Secondly, if the column has a data type of DATE, TIME, TIMESTAMP, or DATETIME, we need to add a DATE, TIME, or DTTM index in addition to an HG index. In my opinion, all date/time/datetime fields should have an HG index and one of the date indexes as systems quite frequently use date fields for searching, filtering, and aggregations.
If we simply stopped here, well over 90% of all use cases would be covered.
The remaining indexes have specific use cases: WD, TEXT, and CMP indexes. To cover these indexes and their use, consider these questions:
- Will whole word searching (word containment) be done on the character data?
- NO: Ignore the column
- YES: Use WD (WORD) index. No HG index is needed if word searching is the only use of this column.
- Will text searching be done on the character data?
- NO: Ignore the column
- YES: Use a TEXT index. No HG index is needed if text searching is the only use of this column.
- Will this column be compared to another column in the same table?
- NO: Ignore the column
- YES: Use a CMP (compare) index that includes both columns
To provide a bit more on the rationale of the indexing scheme described, we have to consider that there are two ways of classifying the indexes in SAP IQ: those that have detailed statistics and those that have minimal statistics. The HG, TEXT, and WD indexes contain detailed statistics. The CMP, DATE, TIME, and DTTM indexes contain minimal statistics.

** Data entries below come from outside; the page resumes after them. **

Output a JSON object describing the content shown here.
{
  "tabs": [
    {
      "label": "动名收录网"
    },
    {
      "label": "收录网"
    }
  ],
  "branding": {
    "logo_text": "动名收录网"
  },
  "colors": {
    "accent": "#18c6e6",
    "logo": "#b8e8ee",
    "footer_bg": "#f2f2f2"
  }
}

The optimizer is greatly helped by having detailed statistics to make any decisions. Consequently, the HG index should be on any column that is used a majority of the time (50-75%). If we consider the previous example of a column that is a DATE data type, using a DATE index is appropriate. However, the DATE index does not have the detailed statistics for the optimizer, so adding an HG index is strongly encouraged. In short, any time a column is used in the WHERE clause, we want that column to have an HG index on it to provide detailed statistics for the optimizer.
Of course, the caveat to this would be the WD and TEXT indexes as they contain the statistics necessary for the optimizer. Additionally, these fields are generally wide text fields with a significant percentage of unique values. Having an HG index on those fields would be expensive in terms of space and time to load the data. If using a WD or TEXT index, do not use an HG index unless the field unless it is used in other types of searching.

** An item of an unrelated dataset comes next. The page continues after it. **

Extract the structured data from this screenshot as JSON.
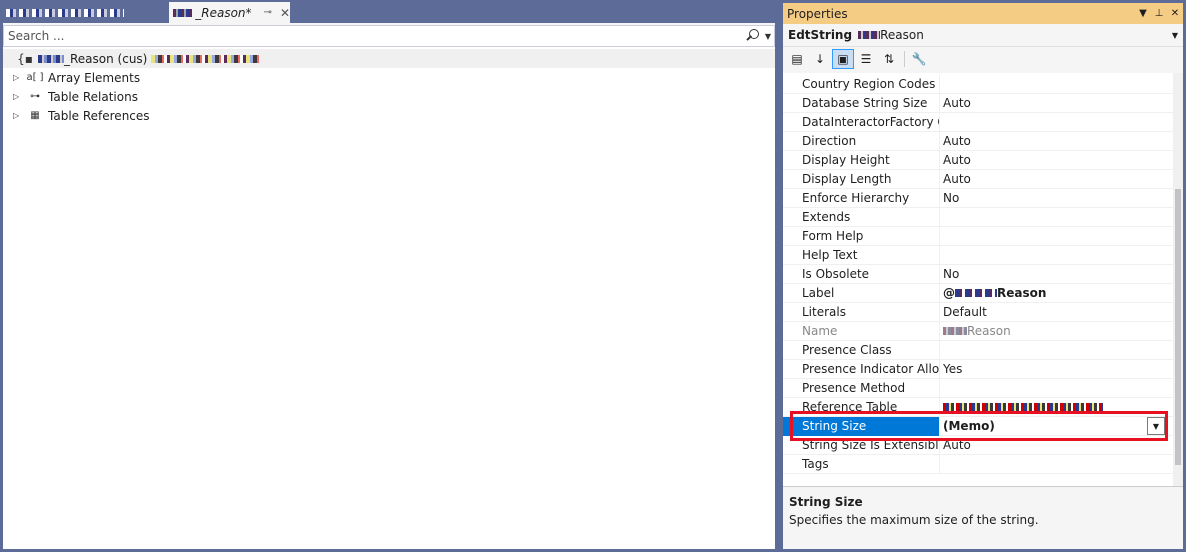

The process to choose indexes may seem daunting especially if the data model has a significant number of tables and columns. The process outlined above assumes that very little is known about the application and its use of the data. This is, generally, not the case as most DBAs and data modelers do know more about the data and its use.
Should you know more about the model and data, the process can be simplified. I prefer to look at columns that are known to be used in WHERE clauses of most queries and reports. Indexes on join and search criteria are the single biggest factor in performance, so focusing solely on those will allow IQ to be indexed for nearly every situation.

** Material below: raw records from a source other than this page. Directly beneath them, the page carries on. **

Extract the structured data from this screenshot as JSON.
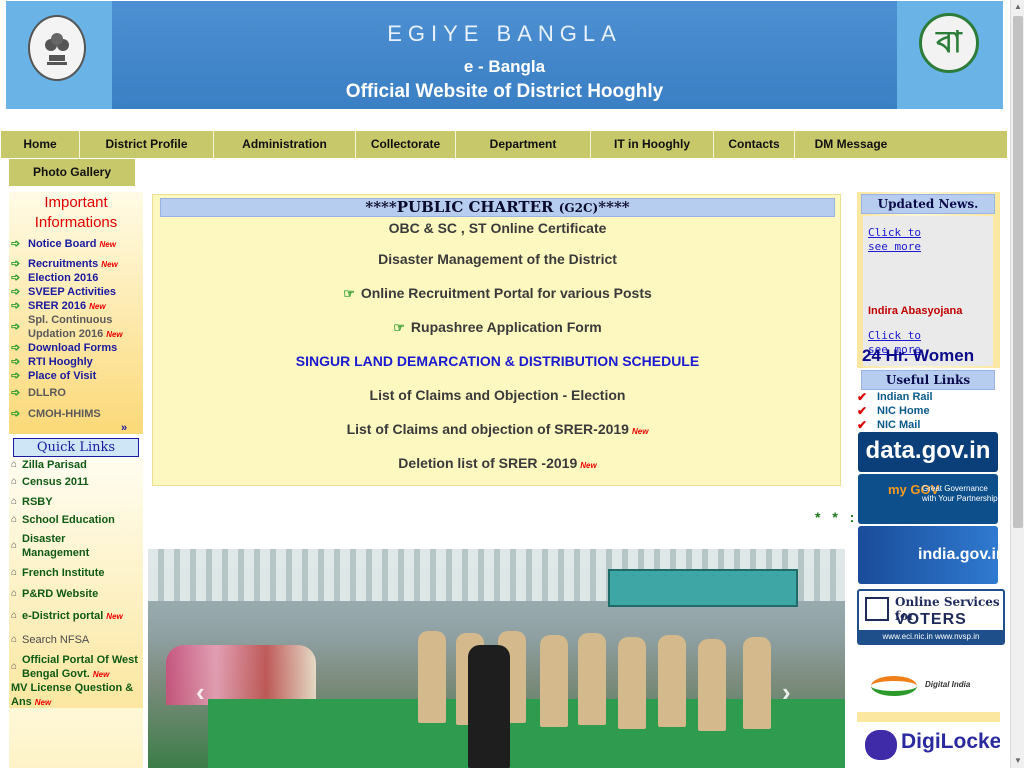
{
  "header": {
    "title_line1": "EGIYE BANGLA",
    "title_line2": "e - Bangla",
    "title_line3": "Official Website of District Hooghly",
    "right_logo_glyph": "বা"
  },
  "nav": {
    "items": [
      "Home",
      "District Profile",
      "Administration",
      "Collectorate",
      "Department",
      "IT in Hooghly",
      "Contacts",
      "DM Message"
    ],
    "row2": "Photo Gallery"
  },
  "important": {
    "title_line1": "Important",
    "title_line2": "Informations",
    "new_label": "New",
    "items": [
      {
        "label": "Notice Board",
        "is_new": true
      },
      {
        "label": "Recruitments",
        "is_new": true
      },
      {
        "label": "Election 2016",
        "is_new": false
      },
      {
        "label": "SVEEP Activities",
        "is_new": false
      },
      {
        "label": "SRER 2016",
        "is_new": true
      },
      {
        "label": "Spl. Continuous Updation 2016",
        "is_new": true
      },
      {
        "label": "Download Forms",
        "is_new": false
      },
      {
        "label": "RTI Hooghly",
        "is_new": false
      },
      {
        "label": "Place of Visit",
        "is_new": false
      },
      {
        "label": "DLLRO",
        "is_new": false
      },
      {
        "label": "CMOH-HHIMS",
        "is_new": false
      }
    ]
  },
  "quick_links": {
    "title": "Quick Links",
    "items": [
      {
        "label": "Zilla Parisad"
      },
      {
        "label": "Census 2011"
      },
      {
        "label": "RSBY"
      },
      {
        "label": "School Education"
      },
      {
        "label": "Disaster Management"
      },
      {
        "label": "French Institute"
      },
      {
        "label": "P&RD Website"
      },
      {
        "label": "e-District portal",
        "is_new": true
      },
      {
        "label": "Search NFSA"
      },
      {
        "label": "Official Portal Of West Bengal Govt.",
        "is_new": true
      },
      {
        "label": "MV License Question & Ans",
        "is_new": true
      }
    ]
  },
  "charter": {
    "title": "****PUBLIC CHARTER",
    "title_suffix": "(G2C)",
    "title_end": "****",
    "links": [
      "OBC & SC , ST Online Certificate",
      "Disaster Management of the District",
      "Online Recruitment Portal for various Posts",
      "Rupashree Application Form",
      "SINGUR LAND DEMARCATION & DISTRIBUTION SCHEDULE",
      "List of Claims and Objection - Election",
      "List of Claims and objection of SRER-2019",
      "Deletion list of SRER -2019"
    ],
    "new_label": "New",
    "marquee": "* * :"
  },
  "slideshow": {
    "prev": "‹",
    "next": "›"
  },
  "updated_news": {
    "title": "Updated News.",
    "click_more": "Click to see more",
    "item": "Indira Abasyojana",
    "headline": "24 Hr. Women"
  },
  "useful_links": {
    "title": "Useful Links",
    "items": [
      "Indian Rail",
      "NIC Home",
      "NIC Mail"
    ]
  },
  "right_banners": {
    "datagov": "data.gov.in",
    "mygov_brand": "my GOV",
    "mygov_tag": "Great Governance with Your Partnership",
    "indiagov": "india.gov.in",
    "voters_top": "Online Services for",
    "voters_main": "VOTERS",
    "voters_urls": "www.eci.nic.in  www.nvsp.in",
    "digital_india": "Digital India",
    "digilocker": "DigiLocker"
  },
  "colors": {
    "nav_bg": "#c6c86a",
    "banner_blue": "#4a90d0",
    "important_red": "#e00000",
    "link_blue": "#1a1aa0",
    "quick_green": "#0f5a14"
  }
}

Certainly some columns and indexes will be missed with this approach. However, since the focus was on columns that are heavily used, the impact of missing a few minor, or less frequently used, columns would be relatively low.
The underlying SAP IQ technology used the SAP HANA Cloud, data lake is quite forgiving when it comes to indexes. We don’t need to be completely accurate to begin with. We can simply focus in on those columns we know will be used a majority of the time. This approach allows for minimal effort to achieve a near maximum outcome of a finely tuned data lake.